For me Independence day started with the drudgery of bucket filling because, perhaps as an Independence present, there was water coming out of the taps. It was the first time in three days we had had water.
It was neither clean nor clear but it was water and the fear that it wouldn't last long became reality when the taps had already run dry before midday.
The second Independence day present was electricity. Amazingly we had woken up to find the power on and this meant chores: ironing, cooking, charging batteries, catching up on computer work. Like the surprise appearance of water in the taps, we knew the electricity probably wouldn't last long but at least it stayed on until sunset that day.
For the rest of the week we paid the price, only getting electricity in the middle of the night.
The third Independence day present came with two young men walking down the road. Both were black Zimbabweans and both far too young to have been born before independence in 1980. Friendly greetings were exchanged; "Happy Independence," I said to them and they echoed my words, big smiles on their faces. For most Zimbabweans, on most days, this is the real face of Zimbabwe 32 years after Independence because, despite the past and despite our different skin colours, we are all Zimbabweans and all living the same struggle of not enough electricity, water, jobs or money and corrupt officials lording it over a decaying infrastructure. The brief but cheerful exchange with the two young men lifted my spirits after a week of vitriolic, racist statements by senior government ministers who provide little example to the new generation of Zimbabweans.
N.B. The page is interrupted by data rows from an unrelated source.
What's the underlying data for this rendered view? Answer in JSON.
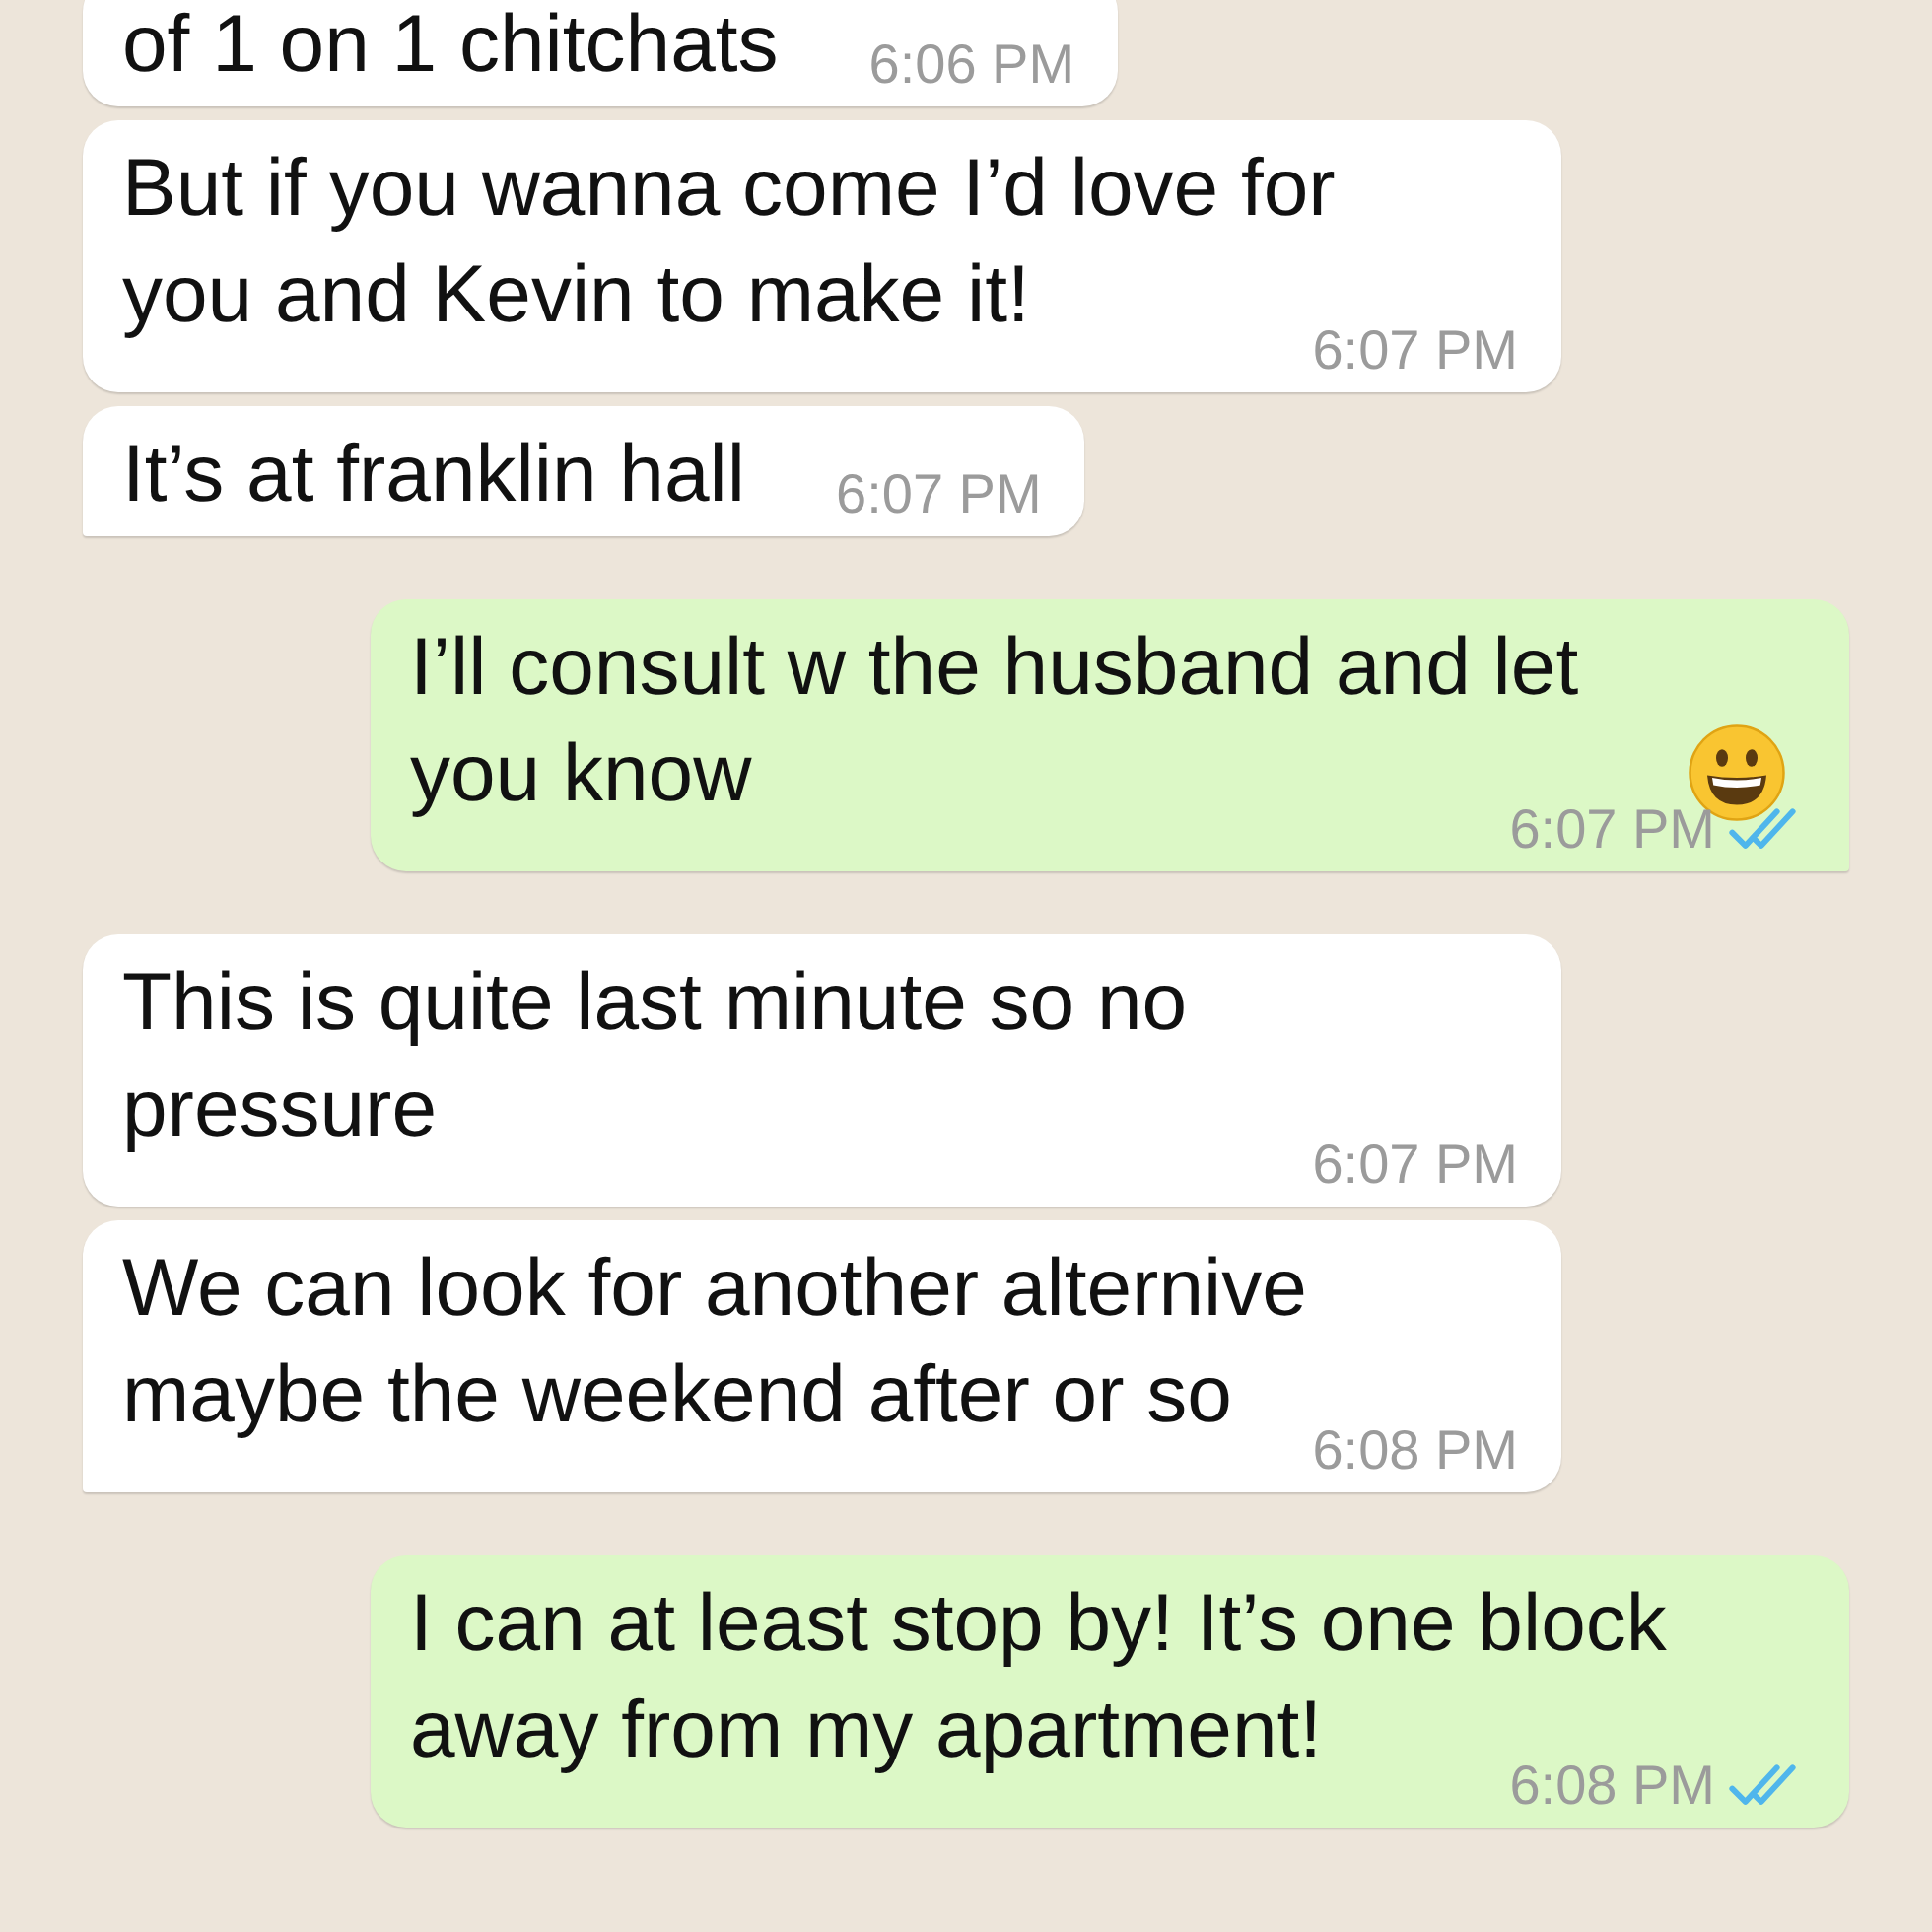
{
  "messages": [
    {
      "kind": "incoming",
      "text": "of 1 on 1 chitchats",
      "time": "6:06 PM",
      "tail": false
    },
    {
      "kind": "incoming",
      "text": "But if you wanna come I’d love for you and Kevin to make it!",
      "time": "6:07 PM",
      "tail": false
    },
    {
      "kind": "incoming",
      "text": "It’s at franklin hall",
      "time": "6:07 PM",
      "tail": true
    },
    {
      "kind": "outgoing",
      "text": "I’ll consult w the husband and let you know",
      "smiley": true,
      "time": "6:07 PM",
      "read": true,
      "tail": true
    },
    {
      "kind": "incoming",
      "text": "This is quite last minute so no pressure",
      "time": "6:07 PM",
      "tail": false
    },
    {
      "kind": "incoming",
      "text": "We can look for another alternive maybe the weekend after or so",
      "time": "6:08 PM",
      "tail": true
    },
    {
      "kind": "outgoing",
      "text": "I can at least stop by! It’s one block away from my apartment!",
      "time": "6:08 PM",
      "read": true,
      "tail": false
    }
  ]
}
Then came the biggest surprise of Zimbabwe's 32nd Independence Day.
A cup of tea made with real electricity, a TV being powered by real electricity and ZBC were showing live coverage of President Mugabe's Independence Day speech. After three weeks of rumours of a leader on his deathbed, there was no sign of frailty or ill health whatsoever.
Inspecting the forces, walking completely surrounded by 9 dark suited bodyguards my eyes were glued to one man in a dark suit who walked slightly apart from the pack and he carried a small black briefcase.
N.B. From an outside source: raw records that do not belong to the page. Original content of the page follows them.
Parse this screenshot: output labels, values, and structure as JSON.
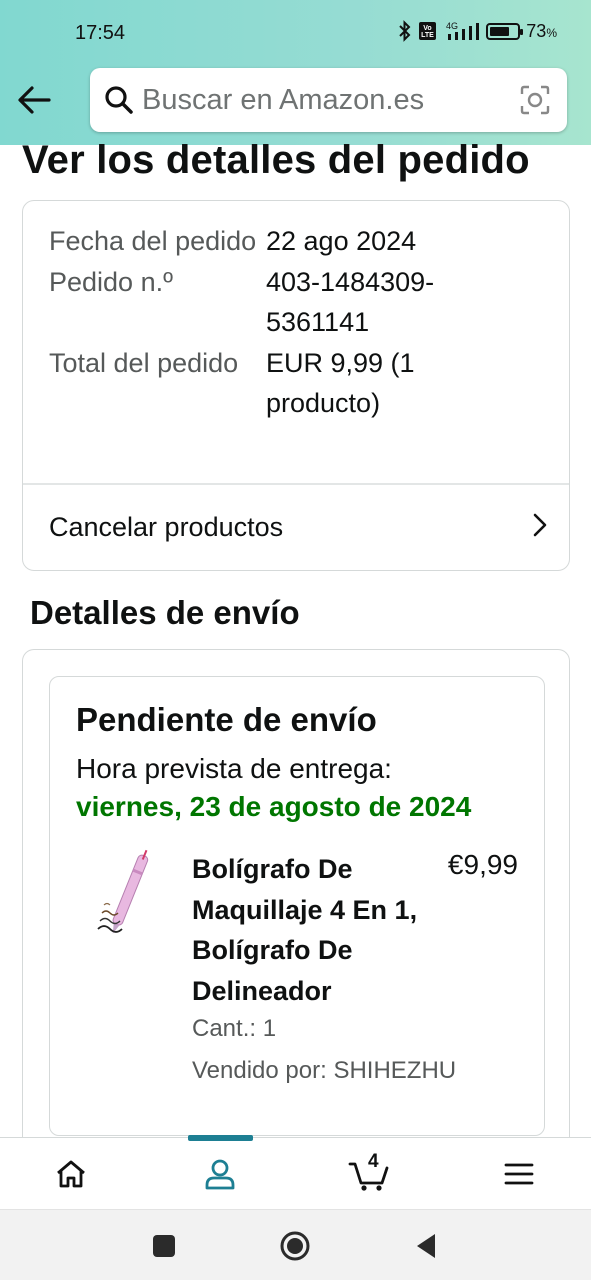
{
  "status_bar": {
    "time": "17:54",
    "network": "4G",
    "battery_pct": "73",
    "battery_unit": "%",
    "battery_level": 0.73
  },
  "search": {
    "placeholder": "Buscar en Amazon.es"
  },
  "page": {
    "title": "Ver los detalles del pedido"
  },
  "order_summary": {
    "rows": [
      {
        "label": "Fecha del pedido",
        "value": "22 ago 2024"
      },
      {
        "label": "Pedido n.º",
        "value": "403-1484309-5361141"
      },
      {
        "label": "Total del pedido",
        "value": "EUR 9,99 (1 producto)"
      }
    ],
    "cancel_label": "Cancelar productos"
  },
  "shipping": {
    "section_title": "Detalles de envío",
    "status": "Pendiente de envío",
    "eta_label": "Hora prevista de entrega:",
    "eta_date": "viernes, 23 de agosto de 2024",
    "item": {
      "name": "Bolígrafo De Maquillaje 4 En 1, Bolígrafo De Delineador",
      "price": "€9,99",
      "quantity": "Cant.: 1",
      "seller": "Vendido por: SHIHEZHU"
    }
  },
  "bottom_nav": {
    "items": [
      "home-icon",
      "account-icon",
      "cart-icon",
      "menu-icon"
    ],
    "active": "account-icon",
    "cart_count": "4",
    "accent_color": "#1d7f93"
  },
  "colors": {
    "header_gradient_start": "#81d8d0",
    "header_gradient_end": "#a7e5cf",
    "eta_green": "#007600",
    "muted_text": "#565959"
  }
}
We could only imagine what might have been in that briefcase. Mr Mugabe spoke for almost an hour and his words came as a big surprise.
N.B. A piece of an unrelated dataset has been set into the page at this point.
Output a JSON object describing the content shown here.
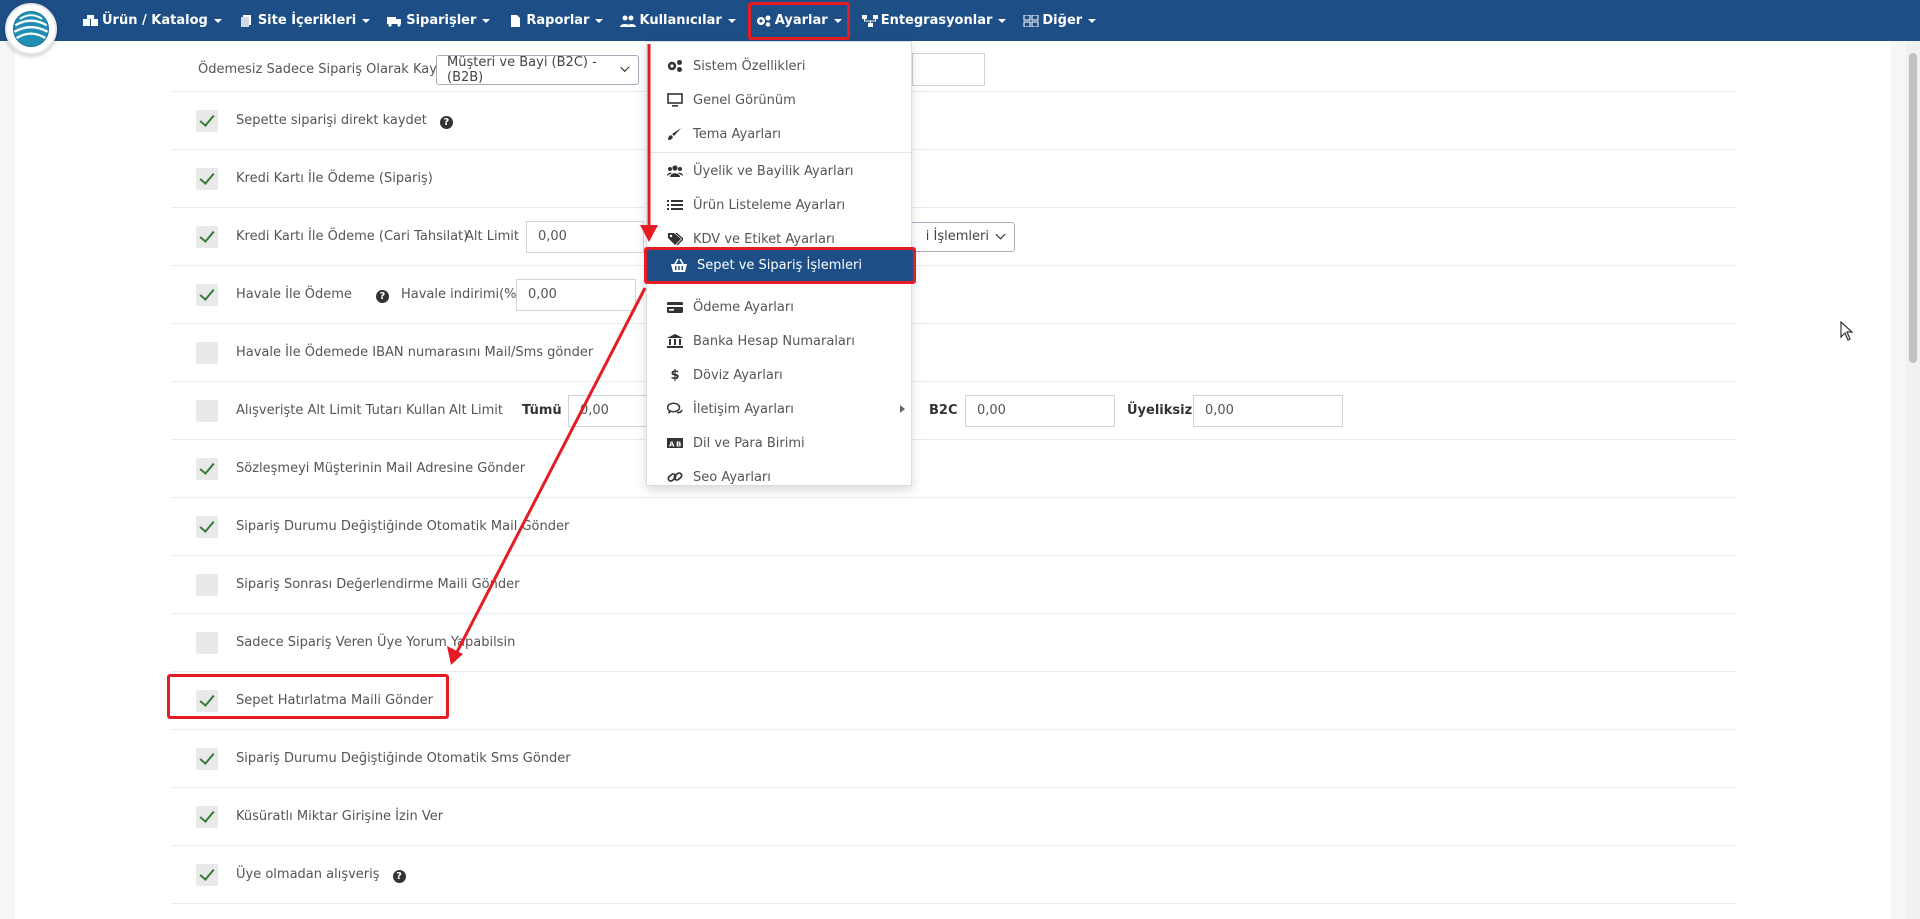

Instead of the usual, fist clenched, anti west rhetoric, he spoke at length about peace, tolerance, freedom of choice and association and non violence. He said: "the fights of yesterday are left in the past," and said people should be free to choose whichever party they wanted to belong to and whoever they wanted to vote for.
Gob smacked is perhaps the best way to describe the national reaction to this Independence speech. It comes after years of brutal crackdown; laws which curtail free speech and publication; legislation which allows seizure of land and Title Deeds and prohibits redress from the courts; thousands of people raped, tortured, beaten and murdered and a quarter of our population living outside the country. Now suddenly comes talk of peace, tolerance of peoples differences and freedom of choice. How can we suddenly believe this spectacular change of attitude? How do the same leaders eradicate the political violence, racial and political intolerance that they themselves have encouraged with 32 years of clenched fist slogans of "Pasi na." (Down with) Is it really possible to put this demon back in its box?